Policy and Ecosystem Development
Nigeria’s AI strategy extends beyond model development. The AI Collective, a coalition of academia, civil society, and industry, coordinates ecosystem building. Lagos Business School leads research and education, the Centre for Justice and Legal Development focuses on civil society initiatives, and Data Science Nigeria supports startup and technical ecosystem development.
Meta’s Llama Impact Grant programme awarded $20,000 each to five African startups in September 2025. Winners included Vambo AI from South Africa, which develops proprietary and open-source models for translation and transcription across over 60 African languages, and Radease from Nigeria, which uses WhatsApp-based AI tools to improve access to health information for patent and proprietary medicine vendors.
Investment is beginning to flow into supporting infrastructure. Nairobi’s IXAfrica campus entered a strategic partnership with Safaricom in 2025 to deliver AI-ready infrastructure, while Microsoft and Abu Dhabi-based G42 announced a commitment with the Kenyan government for data centre development.
Startups such as Yamify are building local cloud environments for African businesses that want to run automation and AI agents without hosting operations in the United States or Europe. Founded in December 2025 by Luc Okalobe and Mike Kabangu, the startup raised $100,000 in pre-seed funding and focuses on addressing latency and data sovereignty concerns for African businesses.
The Path Ahead
The trajectory of Africa’s AI ecosystem will depend on whether infrastructure development keeps pace with entrepreneurial ambition. Current compute costs, limited research funding, and brain drain remain significant constraints. African universities produce capable computer science graduates, but advanced AI specialisation requires resources that few institutions can provide.

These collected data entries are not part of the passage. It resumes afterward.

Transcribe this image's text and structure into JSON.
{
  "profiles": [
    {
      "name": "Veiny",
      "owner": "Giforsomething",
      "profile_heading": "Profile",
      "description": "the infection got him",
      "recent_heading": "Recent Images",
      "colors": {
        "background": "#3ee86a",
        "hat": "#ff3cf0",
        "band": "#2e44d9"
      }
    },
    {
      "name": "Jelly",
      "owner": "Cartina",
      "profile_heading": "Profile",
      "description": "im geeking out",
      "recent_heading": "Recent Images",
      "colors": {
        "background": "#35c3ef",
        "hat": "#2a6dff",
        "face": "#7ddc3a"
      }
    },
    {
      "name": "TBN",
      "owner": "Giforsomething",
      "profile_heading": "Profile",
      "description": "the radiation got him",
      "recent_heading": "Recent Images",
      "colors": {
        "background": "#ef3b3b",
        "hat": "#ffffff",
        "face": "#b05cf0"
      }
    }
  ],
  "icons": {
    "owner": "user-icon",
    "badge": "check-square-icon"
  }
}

Yet the shift from adoption to ownership is unmistakable. Joshua Firima, co-founder of KrosAI, framed the benchmark clearly: “When AI stops feeling foreign and starts feeling like home.” That transition requires not just models that understand local languages but infrastructure, policy support, and commercial ecosystems that can sustain long-term development.
The message from across the continent is consistent. Africa is not merely adopting AI but defining its own AI trajectory, with local entrepreneurs, governments, and institutions leading the effort. Whether that trajectory leads to global competitiveness or persistent dependence on external infrastructure will be determined by decisions made in the next few years.